A. GFP-XB130 enhanced NNK-induced protein tyrosine phosphorylation. BEAS2B cells stably transfected with GFP-XB130 or GFP vector alone were stimulated with 0.1 μM NNK for up to 60 min. Immunoblotting with anti-phosphotyrosine antibody (p-Tyr) shows that NNK increased multiple protein tyrosine phosphorylation, which was further enhanced by XB130 overexpression. B and C. NNK enhanced XB130 tyrosine phosphorylation. GFP-XB130 cells were stimulated with 0.1 μM NNK for up to 30 min. Whole cell lysates were immunoprecipitated with anti-XB130 antibody B. or anti-phosphotyrosine antibody C. and immunoblotted with antibodies indicated. NNK enhanced XB130 tyrosine phosphorylation after 15 min. D. NNK-induced XB130 tyrosine phosphorylation at the lamellipodia. Cells stably transfected with GFP-XB130 or GFP vector alone were stimulated with 0.1 μM NNK for 30 min. Immunostaining for anti-phosphotyrosine antibody using Alexa Fluor 594 labeled secondary antibody (red) and detection of GFP signals show that NNK stimulation did not induced translation of GFP alone (top panel). By contrast, NNK increased protein tyrosine phosphorylation and co-localization of GFP-XB130 and phosphotyrosine at the cell periphery (see overlay and inset). Scale bar is 20 μm.

Figure 7. XB130/cortactin interaction is enhanced by NNK treatment in BEAS2B cells

A. BEAS2B cells stably expressing GFP-XB130 or GFP alone were treated with 0.1 μM NNK for 30 min. Cells were stained with anti-cortactinantibody and Alexa Fluor 594 labeled secondary antibody (red), and Alexa Fluor 350 conjugated phalloidin (blue) for F-actin. In comparison with GFP alone transfected cells, GFP-XB130 enhanced NNK-induced translation of cortactin and colocalized with cortactin within actin-rich structures at the cell periphery. Scale bar is 50 μm. B. Co-immunoprecipitation between XB130 and cortactin was increased by NNK stimulation. GFP-XB130 stably transfected BEAS2B cells were treated with 0.1 μM NNK up to 30 min. Cell lysates were co-immunoprecipitated anti-cortactin or anti-XB130 antibody and immunoblots of XB130 and cortactin show that the interaction between XB130 and cortactin was enhanced by NNK stimulation.

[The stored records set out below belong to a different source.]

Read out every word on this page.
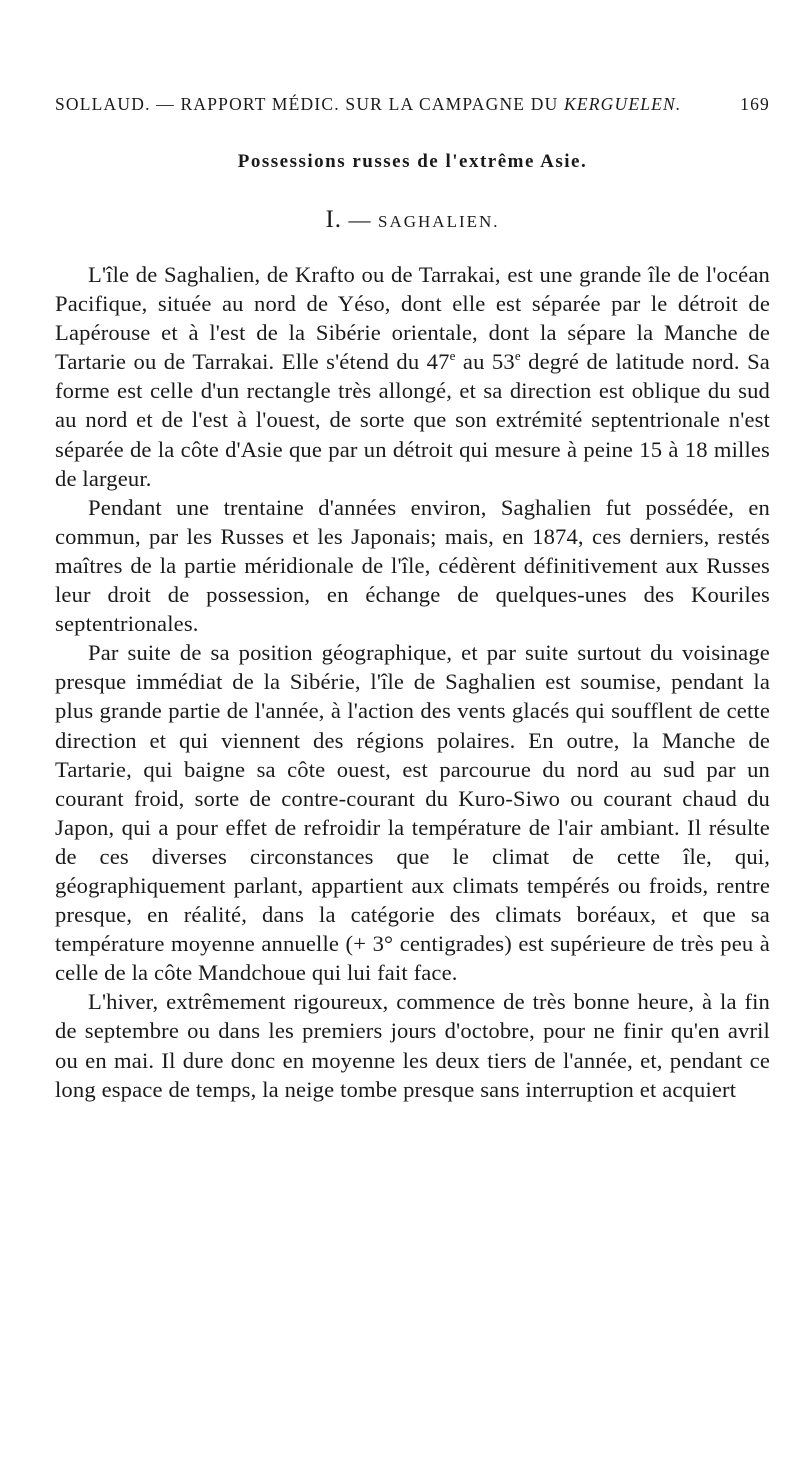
SOLLAUD. — RAPPORT MÉDIC. SUR LA CAMPAGNE DU KERGUELEN.	169
Possessions russes de l'extrême Asie.
I. — SAGHALIEN.

L'île de Saghalien, de Krafto ou de Tarrakai, est une grande île de l'océan Pacifique, située au nord de Yéso, dont elle est séparée par le détroit de Lapérouse et à l'est de la Sibérie orientale, dont la sépare la Manche de Tartarie ou de Tarrakai. Elle s'étend du 47e au 53e degré de latitude nord. Sa forme est celle d'un rectangle très allongé, et sa direction est oblique du sud au nord et de l'est à l'ouest, de sorte que son extrémité septentrionale n'est séparée de la côte d'Asie que par un détroit qui mesure à peine 15 à 18 milles de largeur.

Pendant une trentaine d'années environ, Saghalien fut possédée, en commun, par les Russes et les Japonais; mais, en 1874, ces derniers, restés maîtres de la partie méridionale de l'île, cédèrent définitivement aux Russes leur droit de possession, en échange de quelques-unes des Kouriles septentrionales.

Par suite de sa position géographique, et par suite surtout du voisinage presque immédiat de la Sibérie, l'île de Saghalien est soumise, pendant la plus grande partie de l'année, à l'action des vents glacés qui soufflent de cette direction et qui viennent des régions polaires. En outre, la Manche de Tartarie, qui baigne sa côte ouest, est parcourue du nord au sud par un courant froid, sorte de contre-courant du Kuro-Siwo ou courant chaud du Japon, qui a pour effet de refroidir la température de l'air ambiant. Il résulte de ces diverses circonstances que le climat de cette île, qui, géographiquement parlant, appartient aux climats tempérés ou froids, rentre presque, en réalité, dans la catégorie des climats boréaux, et que sa température moyenne annuelle (+ 3° centigrades) est supérieure de très peu à celle de la côte Mandchoue qui lui fait face.

L'hiver, extrêmement rigoureux, commence de très bonne heure, à la fin de septembre ou dans les premiers jours d'octobre, pour ne finir qu'en avril ou en mai. Il dure donc en moyenne les deux tiers de l'année, et, pendant ce long espace de temps, la neige tombe presque sans interruption et acquiert
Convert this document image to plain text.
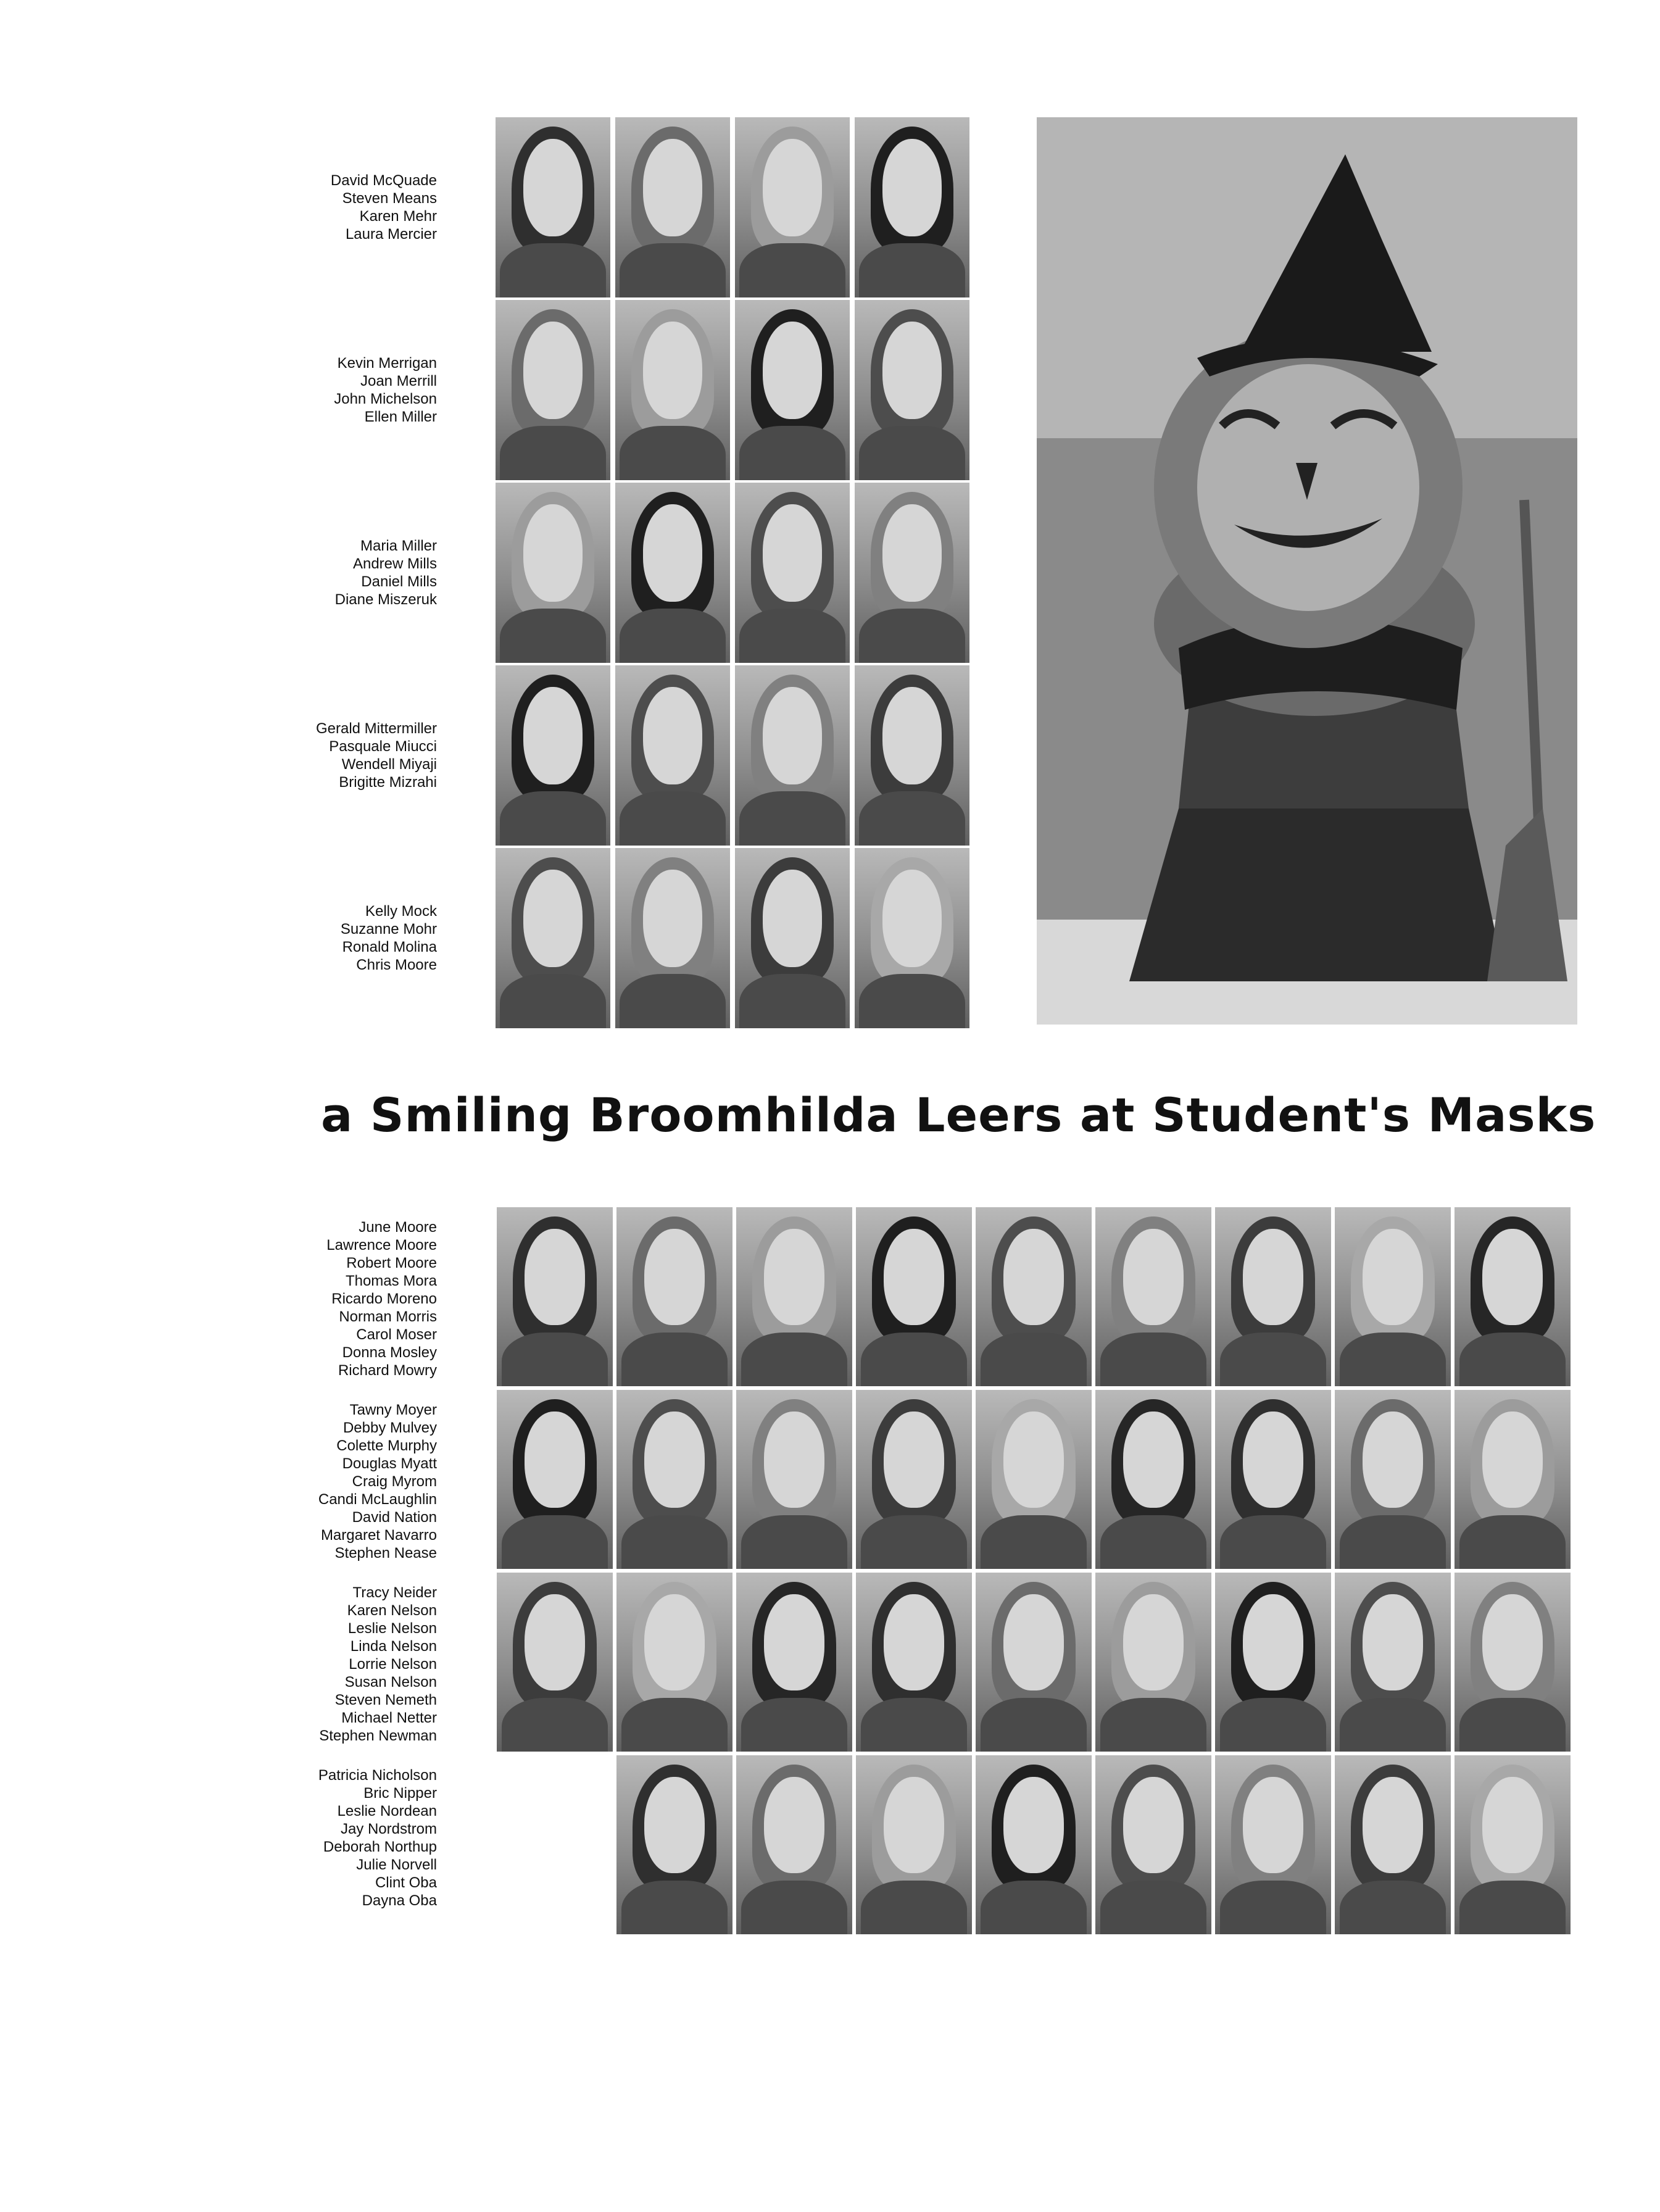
David McQuade
Steven Means
Karen Mehr
Laura Mercier
Kevin Merrigan
Joan Merrill
John Michelson
Ellen Miller
Maria Miller
Andrew Mills
Daniel Mills
Diane Miszeruk
Gerald Mittermiller
Pasquale Miucci
Wendell Miyaji
Brigitte Mizrahi
Kelly Mock
Suzanne Mohr
Ronald Molina
Chris Moore
June Moore
Lawrence Moore
Robert Moore
Thomas Mora
Ricardo Moreno
Norman Morris
Carol Moser
Donna Mosley
Richard Mowry
Tawny Moyer
Debby Mulvey
Colette Murphy
Douglas Myatt
Craig Myrom
Candi McLaughlin
David Nation
Margaret Navarro
Stephen Nease
Tracy Neider
Karen Nelson
Leslie Nelson
Linda Nelson
Lorrie Nelson
Susan Nelson
Steven Nemeth
Michael Netter
Stephen Newman
Patricia Nicholson
Bric Nipper
Leslie Nordean
Jay Nordstrom
Deborah Northup
Julie Norvell
Clint Oba
Dayna Oba
a Smiling Broomhilda Leers at Student's Masks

Figure 8. Over-expression of XB130 promoted MMP-14 translocation to actin-rich cellular structures

BEAS2B cells stably transfected with GFP-XB130 or GFP alone were stimulated with 0.1 μM NNK for 30 min. Overexpression of XB130 enhanced NNK-induced MMP-14 (red) translocationto lamellipodia and ruffles on the cell peripheral membrane. Scale bar is 10 μm.